Layman's Bible CommentaryLayman's Bible Commentary

Verses 1-12

Job Speaks (12:1-14:22)

Everyone Knows What You Know (12:1-12)

The speech of Job is partly answer and partly summary, as it completes the first round of the discussion. It begins with a sarcastic reference to the friends, and particularly to the speech of Zophar. "No doubt you are the people," Job says, in recognition of their claim to infallible knowledge. Zophar has declared (Job 11:12) that it was highly unlikely that a stupid man (like Job) would "get understanding" (literally, "get a heart," for the heart was regarded as the seat of the intellect). Job indignantly replies that he already has a "heart" (vs. 3) and is at least the mental equal of his counselors.

Verse 4 is an appeal, made once again, for the friends to consider the true facts in the case, which are the meaningless contradictions of Job’s life. He, the just and blameless man, is now the laughingstock, the symbol of forsakenness and even of God’s judgment. Verse 5 seems to be a side reference to the attitude of the friends, as Job remarks on the way in which ease blinds men to the misfortune of others. The last line of the verse may be translated, "a blow for those whose feet slip," meaning that the friends’ position of security impels them to join in the common practice of hitting a man when he is down. Verse 6 is a repetition of Job’s basic contention (ch. 9) that wickedness is not punished by God, or that his actions are indiscriminate. The last line of the verse probably refers to idolatry.
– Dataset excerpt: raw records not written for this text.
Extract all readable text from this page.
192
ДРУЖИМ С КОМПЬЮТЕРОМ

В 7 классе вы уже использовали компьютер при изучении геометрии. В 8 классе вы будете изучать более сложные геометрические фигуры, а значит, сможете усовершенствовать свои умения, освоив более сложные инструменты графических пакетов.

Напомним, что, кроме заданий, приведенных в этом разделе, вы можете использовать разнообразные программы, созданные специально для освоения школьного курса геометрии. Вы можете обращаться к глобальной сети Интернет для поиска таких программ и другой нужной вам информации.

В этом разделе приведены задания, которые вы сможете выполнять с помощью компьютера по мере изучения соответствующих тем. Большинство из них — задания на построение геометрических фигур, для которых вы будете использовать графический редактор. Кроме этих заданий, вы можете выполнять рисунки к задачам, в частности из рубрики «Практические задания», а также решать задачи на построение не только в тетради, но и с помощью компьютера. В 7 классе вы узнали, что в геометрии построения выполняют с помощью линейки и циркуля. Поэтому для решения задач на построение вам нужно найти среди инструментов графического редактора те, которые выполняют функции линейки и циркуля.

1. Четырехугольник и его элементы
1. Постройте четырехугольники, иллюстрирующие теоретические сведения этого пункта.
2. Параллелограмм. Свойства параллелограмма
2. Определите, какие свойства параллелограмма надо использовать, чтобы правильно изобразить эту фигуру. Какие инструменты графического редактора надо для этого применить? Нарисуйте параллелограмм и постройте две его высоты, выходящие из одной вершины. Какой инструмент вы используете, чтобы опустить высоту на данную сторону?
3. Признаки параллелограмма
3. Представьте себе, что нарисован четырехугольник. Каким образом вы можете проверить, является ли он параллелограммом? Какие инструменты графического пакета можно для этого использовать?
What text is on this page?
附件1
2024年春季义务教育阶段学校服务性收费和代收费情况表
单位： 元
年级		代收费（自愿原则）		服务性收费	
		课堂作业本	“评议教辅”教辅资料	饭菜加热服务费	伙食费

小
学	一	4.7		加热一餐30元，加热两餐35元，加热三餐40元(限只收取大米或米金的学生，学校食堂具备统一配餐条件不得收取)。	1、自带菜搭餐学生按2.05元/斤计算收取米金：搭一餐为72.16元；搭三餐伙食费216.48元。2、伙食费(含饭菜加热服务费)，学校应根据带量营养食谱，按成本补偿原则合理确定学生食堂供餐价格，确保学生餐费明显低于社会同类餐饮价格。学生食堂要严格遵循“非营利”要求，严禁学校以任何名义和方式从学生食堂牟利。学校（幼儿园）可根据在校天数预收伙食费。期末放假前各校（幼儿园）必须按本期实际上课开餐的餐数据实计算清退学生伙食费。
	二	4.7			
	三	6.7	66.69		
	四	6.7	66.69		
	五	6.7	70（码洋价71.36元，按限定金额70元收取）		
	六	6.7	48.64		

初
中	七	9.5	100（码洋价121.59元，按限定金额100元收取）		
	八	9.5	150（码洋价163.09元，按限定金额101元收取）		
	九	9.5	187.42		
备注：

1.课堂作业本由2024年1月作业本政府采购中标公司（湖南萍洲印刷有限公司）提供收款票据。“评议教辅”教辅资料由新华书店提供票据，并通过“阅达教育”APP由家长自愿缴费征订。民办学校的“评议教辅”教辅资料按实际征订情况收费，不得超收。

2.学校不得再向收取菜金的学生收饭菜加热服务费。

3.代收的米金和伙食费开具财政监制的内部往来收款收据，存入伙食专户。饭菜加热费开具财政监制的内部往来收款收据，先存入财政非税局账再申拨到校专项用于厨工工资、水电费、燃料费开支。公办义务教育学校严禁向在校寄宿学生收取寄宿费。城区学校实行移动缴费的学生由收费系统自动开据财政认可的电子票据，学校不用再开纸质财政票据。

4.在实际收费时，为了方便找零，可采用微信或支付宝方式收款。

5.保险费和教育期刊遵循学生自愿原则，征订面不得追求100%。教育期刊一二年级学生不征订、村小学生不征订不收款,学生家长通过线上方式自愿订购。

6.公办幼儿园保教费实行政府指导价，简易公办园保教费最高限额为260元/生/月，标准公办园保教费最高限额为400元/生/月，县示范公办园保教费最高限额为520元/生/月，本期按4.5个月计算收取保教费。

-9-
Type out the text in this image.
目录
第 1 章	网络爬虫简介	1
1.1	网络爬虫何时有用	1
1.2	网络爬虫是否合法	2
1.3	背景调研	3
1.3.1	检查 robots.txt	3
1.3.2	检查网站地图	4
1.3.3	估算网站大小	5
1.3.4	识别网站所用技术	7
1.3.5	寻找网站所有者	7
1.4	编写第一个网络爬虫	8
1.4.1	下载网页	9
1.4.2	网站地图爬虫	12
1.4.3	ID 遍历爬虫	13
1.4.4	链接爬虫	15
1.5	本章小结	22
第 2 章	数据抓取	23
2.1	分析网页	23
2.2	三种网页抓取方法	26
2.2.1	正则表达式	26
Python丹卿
Job further maintains that it is perfectly obvious that what has happened is the doing of the Lord, that it is not accidental. Whether he means his own calamity or the relative security of the wicked and the idolatrous (vs. 6) is not clear. At any rate, he regards it as a commonplace of knowledge, apparent in the very order of nature, and so not to be argued. The last part of verse 9 is a parallel to Isaiah 41:20, and includes the single use of the divine name, "Yahweh" (English, "Lord"), in the speeches themselves (see comment on ch. 28). Because of this it has sometimes been suggested that the entire section (vss. 7-12) is out of place here, and that in fact it sounds more like one of the friends than like Job. Such a view is supported by the difficulty of verse 12 as it stands, since it is hardly likely that Job would here admit the wisdom of his elder friends (see the remark of Eliphaz on their greater age in Job 15:10). But verse 12 may well be a sarcastic question, or, better, a quotation in preparation for the thought of verse 13. Thus Job would be parodying the claims of the friends and denying them any special wisdom.

Verses 13-25

I Also Know the Wisdom and Power of God (12:13-25)
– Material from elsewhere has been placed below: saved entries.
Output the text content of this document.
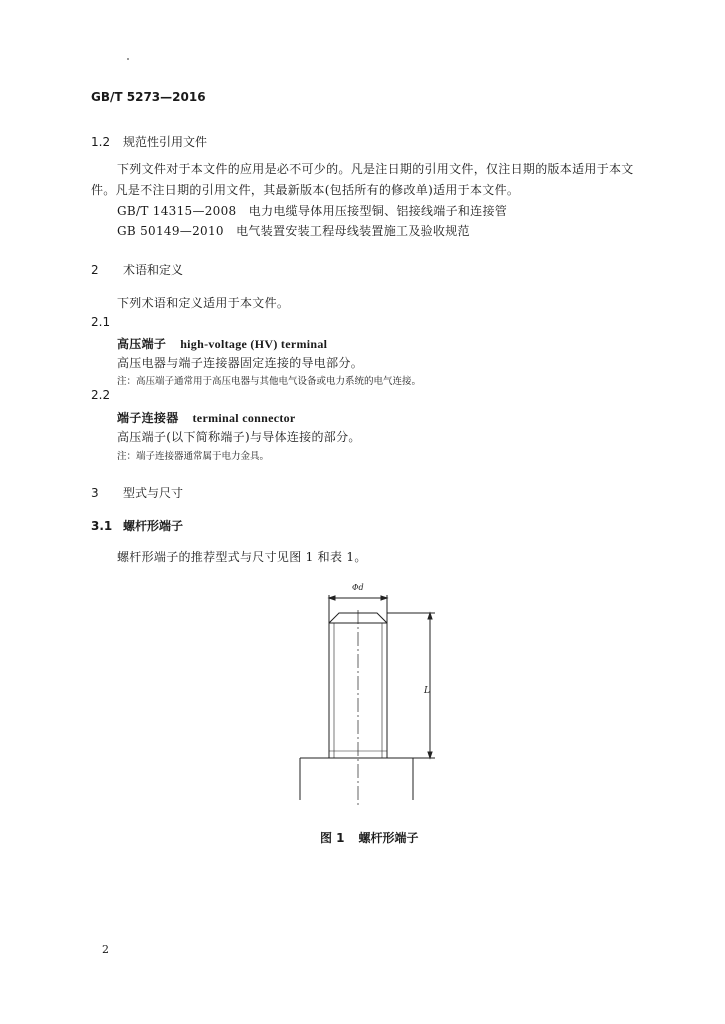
GB/T 5273—2016
1.2 规范性引用文件
下列文件对于本文件的应用是必不可少的。凡是注日期的引用文件，仅注日期的版本适用于本文
件。凡是不注日期的引用文件，其最新版本(包括所有的修改单)适用于本文件。
GB/T 14315—2008　电力电缆导体用压接型铜、铝接线端子和连接管
GB 50149—2010　电气装置安装工程母线装置施工及验收规范
2 术语和定义
下列术语和定义适用于本文件。
2.1
高压端子 high-voltage (HV) terminal
高压电器与端子连接器固定连接的导电部分。
注：高压端子通常用于高压电器与其他电气设备或电力系统的电气连接。
2.2
端子连接器 terminal connector
高压端子(以下简称端子)与导体连接的部分。
注：端子连接器通常属于电力金具。
3 型式与尺寸
3.1 螺杆形端子
螺杆形端子的推荐型式与尺寸见图 1 和表 1。
Φd
L
图 1 螺杆形端子
2
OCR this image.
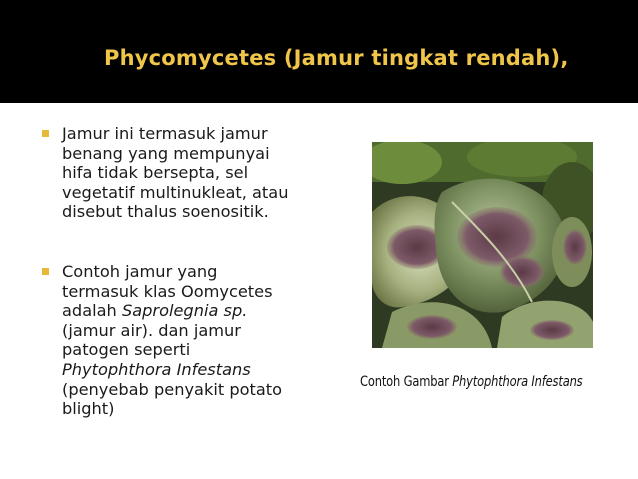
Phycomycetes (Jamur tingkat rendah),
Jamur ini termasuk jamur
benang yang mempunyai
hifa tidak bersepta, sel
vegetatif multinukleat, atau
disebut thalus soenositik.
Contoh jamur yang
termasuk klas Oomycetes
adalah Saprolegnia sp.
(jamur air). dan jamur
patogen seperti
Phytophthora Infestans
(penyebab penyakit potato
blight)
Contoh Gambar Phytophthora Infestans
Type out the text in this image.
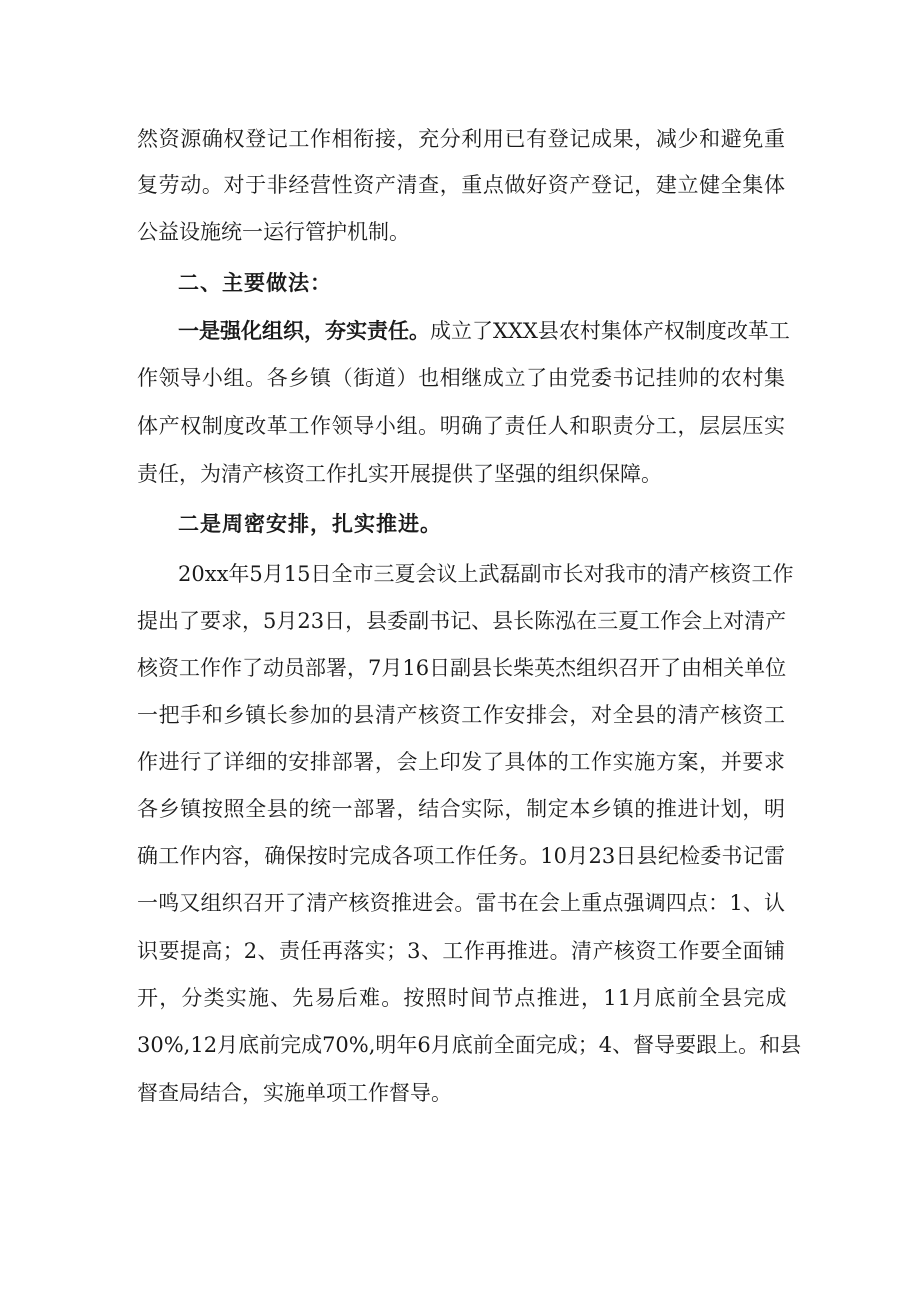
然资源确权登记工作相衔接，充分利用已有登记成果，减少和避免重

复劳动。对于非经营性资产清查，重点做好资产登记，建立健全集体

公益设施统一运行管护机制。

二、主要做法：

一是强化组织，夯实责任。成立了XXX县农村集体产权制度改革工

作领导小组。各乡镇（街道）也相继成立了由党委书记挂帅的农村集

体产权制度改革工作领导小组。明确了责任人和职责分工，层层压实

责任，为清产核资工作扎实开展提供了坚强的组织保障。

二是周密安排，扎实推进。

20xx年5月15日全市三夏会议上武磊副市长对我市的清产核资工作

提出了要求，5月23日，县委副书记、县长陈泓在三夏工作会上对清产

核资工作作了动员部署，7月16日副县长柴英杰组织召开了由相关单位

一把手和乡镇长参加的县清产核资工作安排会，对全县的清产核资工

作进行了详细的安排部署，会上印发了具体的工作实施方案，并要求

各乡镇按照全县的统一部署，结合实际，制定本乡镇的推进计划，明

确工作内容，确保按时完成各项工作任务。10月23日县纪检委书记雷

一鸣又组织召开了清产核资推进会。雷书在会上重点强调四点：1、认

识要提高；2、责任再落实；3、工作再推进。清产核资工作要全面铺

开，分类实施、先易后难。按照时间节点推进，11月底前全县完成

30%,12月底前完成70%,明年6月底前全面完成；4、督导要跟上。和县

督查局结合，实施单项工作督导。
In contrast to the kind of wisdom the friends claim (and which Job abhors) he asserts that with God alone are wisdom and power (vs. 13; although the word "God" does not appear, the pronoun is emphatic). This basic fact is then elaborated in a description of the working of God’s power and the incomprehensibility of his wisdom. Detailed comment is not necessary here, as the illustrations cited are clear enough. God’s mighty acts are seen, for example, in droughts and floods (vs. 15), in the overthrow of human authorities (vss. 17-19, 21), in the reversals of national fortunes (vs. 23), and even in God’s penetration of and control of the realms of darkness and mystery (vs. 22).

This recital, with its overtones of actual submission to apparent unreasoning, and unreasonable, activity of God, is not to be taken as an indication that Job has reversed his position. As the following chapter makes clear, he is unchanged in the basic protest he would make. Here he simply attempts to establish a common ground with the friends, that the argument may proceed.